Sobre  la demora en las actuaciones judiciales, esta Corporación ha  precisado que:  

…la  protección del derecho fundamental al debido proceso por mora  judicial, se circunscribe a la verificación objetiva de su  calificación entre justificada e injustificada, pues si existe  alguna de las causales de justificación, tales como la fuerza  mayor, el caso fortuito, la culpa del tercero o cualquier otra  circunstancia objetiva y razonable que permita establecer que la mora  es aceptable, no podrá predicarse la violación del  derecho al debido proceso. Se insiste, la protección efectiva  del derecho opera cuando la mora judicial es injustificada  (CSJ  STC, 19 sep. de 2008, rad. 2008-01138-00; reiterada en STC, 25 feb.  2013, rad 2013-00003-01; STC, 5 feb. 2014, rad. 2014-00549-01;  STC10755-2015, 11 ago., rad. 2015-01287; y STC12572-2015, 17 sep.,  rad. 00231-01).  

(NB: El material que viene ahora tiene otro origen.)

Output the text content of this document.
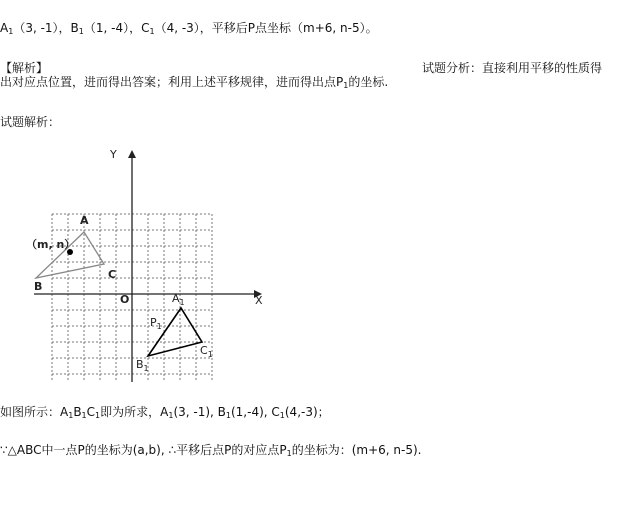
$A_1(3$, -1），$B_1(1$, -4），$C_1(4$, -3），平移后P点坐标（m+6, n-5）。
【解析】	试题分析：直接利用平移的性质得
出对应点位置，进而得出答案；利用上述平移规律，进而得出点$P_1$的坐标.
试题解析：
Y
X
O
A
B
C
（m, n）
$A_1$
$B_1$
$C_1$
$P_1$
如图所示：$A_1B_1C_1$即为所求，$A_1(3$, -1), $B_1(1,-4)$, $C_1(4,-3)$；
∵△ABC中一点P的坐标为(a,b), ∴平移后点P的对应点$P_1$的坐标为：(m+6, n-5).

Igualmente esta  Sala ha indicado que las situaciones en las que es procedente el  resguardo constitucional por mora judicial son «…las  que sean el indisimulado producto “de un comportamiento  desidioso, apático o negligente de la autoridad vinculada, y  no cuando ésta obedece a circunstancias objetiva y  razonablemente justificadas”»  (CSJ  STC, 29 abr. 2011, rad. 2011-00094-01).  

Ciertamente, de  cara al caso concreto, encuentra la Sala que las actuaciones no  muestran comportamientos  negligentes del Colegiado acusado, pues la carga laboral y el turno  con el que cuenta el proceso, obedecen a circunstancias  razonablemente justificadas, destacándose que en auto de 25 de  octubre de 2022 se requirió al apoderado del actor con miras a  que expresara si coadyuvaba la solicitud de desistimiento del  mencionado recurso.  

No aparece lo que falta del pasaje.